Dann die letzten 200m. Kein Endspurt, einfach einlaufen. Ich freue mich und bin nach 3:55:58 im Ziel. Harter Trainingslauf über 42.2km erfolgreich unter 4h erledigt!
Was nachher geschah!
Pius Wicki stand bei meinem Zieleinlauf bereits unter der Dusche. Er hatte das Ding in 3:39 gerockt und erreichte den zweiten Platz in seiner Alterskategorie. Mein Trost: Ich habe noch 24 Jahr Zeit, um so schnell zu werden wie Pius!
Martin Zwahlen läuft eine Minute hinter mir ein. Auch er wird am Montag Muskelkater haben und auch er freut sich auf die Ultratrails im Sommer, wenn es ruhiger zur Sache geht.
Priska Müller läuft bei ihrer Premiere nach 4:18 ein. Super Leistung! – Zudem sieht sie auf allen Fotos zufrieden und entspannt aus. (Während meine nur peinlich und nicht für den Bericht zu gebrauchen sind.)
Die spannende Frage aber zum Schluss: Wie hat mein Zeh die Sache überstanden?
Überraschung in der Garderobe. Das Ding sieht genau so aus wie am Morgen. Auf jeden Fall nicht schlimmer. Es stellt sich dann heraus, dass der Lauf anscheinend sogar gut getan hat. Am Montag Abend ist die Entzündung abgeklungen. Am Dienstag verschreibt der Arzt nur noch eine Salbe. Das Skalpell nimmt er gar nicht erst zur Hand.
Fazit
Ich bin einfach viel zu wenig gelaufen in den letzten Wochen, um hier etwas zu reissen. Andererseits habe ich aber das mögliche und sinnvolle aus dem Rennen gemacht. Ich konnte sehr gleichmässig durchlaufen und relativ problemlos das Ziel erreichen. – Es wäre jammerschade gewesen, hätte ich auf den Start verzichtet!
Hallo Martin,
die Bilder von Priska entschädigen für die nicht gestellten Bilder von Dir 🙂
hau rein
Bernd
Hallo Bernd
Klar sind die Bilder von Priska besser. – Erfreulich ist vor allem auch, dass ihr erster Marathon eine sehr positive und spassige Erfahrung für sie war.
Herzliche Grüsse
Martin
Hallo Martin
Mein 1. Marathon ein voller Erfolg 🙂
In deinem amüsanten Laufbericht mit so viel Lob und Ehre erwähnt (in Wort und Bild) zu werden… was will man mehr.

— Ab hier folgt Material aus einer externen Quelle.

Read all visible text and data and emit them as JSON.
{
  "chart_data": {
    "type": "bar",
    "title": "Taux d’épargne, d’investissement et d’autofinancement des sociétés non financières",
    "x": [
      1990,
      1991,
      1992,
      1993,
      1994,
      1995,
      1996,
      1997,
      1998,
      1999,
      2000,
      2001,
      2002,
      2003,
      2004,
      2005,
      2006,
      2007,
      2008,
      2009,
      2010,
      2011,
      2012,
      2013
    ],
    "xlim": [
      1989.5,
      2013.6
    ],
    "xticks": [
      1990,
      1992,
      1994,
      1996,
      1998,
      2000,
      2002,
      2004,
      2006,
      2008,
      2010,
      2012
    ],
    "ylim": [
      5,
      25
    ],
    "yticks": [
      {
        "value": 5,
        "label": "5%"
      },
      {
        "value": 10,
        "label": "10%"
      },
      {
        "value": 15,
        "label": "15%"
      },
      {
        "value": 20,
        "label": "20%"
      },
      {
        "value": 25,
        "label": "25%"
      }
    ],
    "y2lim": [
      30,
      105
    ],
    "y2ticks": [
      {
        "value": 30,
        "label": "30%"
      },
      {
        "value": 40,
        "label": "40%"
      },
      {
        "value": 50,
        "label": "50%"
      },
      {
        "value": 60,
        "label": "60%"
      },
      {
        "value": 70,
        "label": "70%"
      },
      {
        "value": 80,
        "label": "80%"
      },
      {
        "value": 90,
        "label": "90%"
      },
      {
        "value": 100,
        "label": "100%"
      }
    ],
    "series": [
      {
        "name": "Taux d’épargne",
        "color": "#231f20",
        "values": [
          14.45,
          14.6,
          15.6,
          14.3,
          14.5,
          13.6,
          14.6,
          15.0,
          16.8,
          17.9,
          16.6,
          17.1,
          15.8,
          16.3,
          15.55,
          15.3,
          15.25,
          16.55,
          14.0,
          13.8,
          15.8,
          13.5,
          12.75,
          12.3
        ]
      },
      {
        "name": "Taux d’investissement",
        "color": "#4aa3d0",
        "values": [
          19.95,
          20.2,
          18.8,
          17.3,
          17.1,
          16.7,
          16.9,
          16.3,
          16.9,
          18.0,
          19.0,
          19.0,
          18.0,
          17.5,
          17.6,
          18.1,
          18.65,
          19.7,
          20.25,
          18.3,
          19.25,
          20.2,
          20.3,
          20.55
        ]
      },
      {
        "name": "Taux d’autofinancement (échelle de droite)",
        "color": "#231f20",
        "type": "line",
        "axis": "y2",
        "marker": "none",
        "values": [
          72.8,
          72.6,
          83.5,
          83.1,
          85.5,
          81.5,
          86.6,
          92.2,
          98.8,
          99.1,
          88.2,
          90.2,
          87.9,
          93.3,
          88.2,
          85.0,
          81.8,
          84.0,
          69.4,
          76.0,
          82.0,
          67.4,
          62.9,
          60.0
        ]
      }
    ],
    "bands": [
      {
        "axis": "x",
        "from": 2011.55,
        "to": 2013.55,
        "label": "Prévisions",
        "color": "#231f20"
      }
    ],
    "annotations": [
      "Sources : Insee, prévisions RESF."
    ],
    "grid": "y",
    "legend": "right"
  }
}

Ich freue mich jetzt schon auf eine neue Herausforderung und weitere Berichte von dir.
Herzliche Grüsse
Priska
Hoi Priska
Danke für die Bilder! – Mit meinen Fotos wäre der Bericht ziemlich unansehlich geworden. 🙂
So wie Du den Marathon gelaufen bist, soll es aussehen. Mit Spass und Freude, statt Biss und Kampf!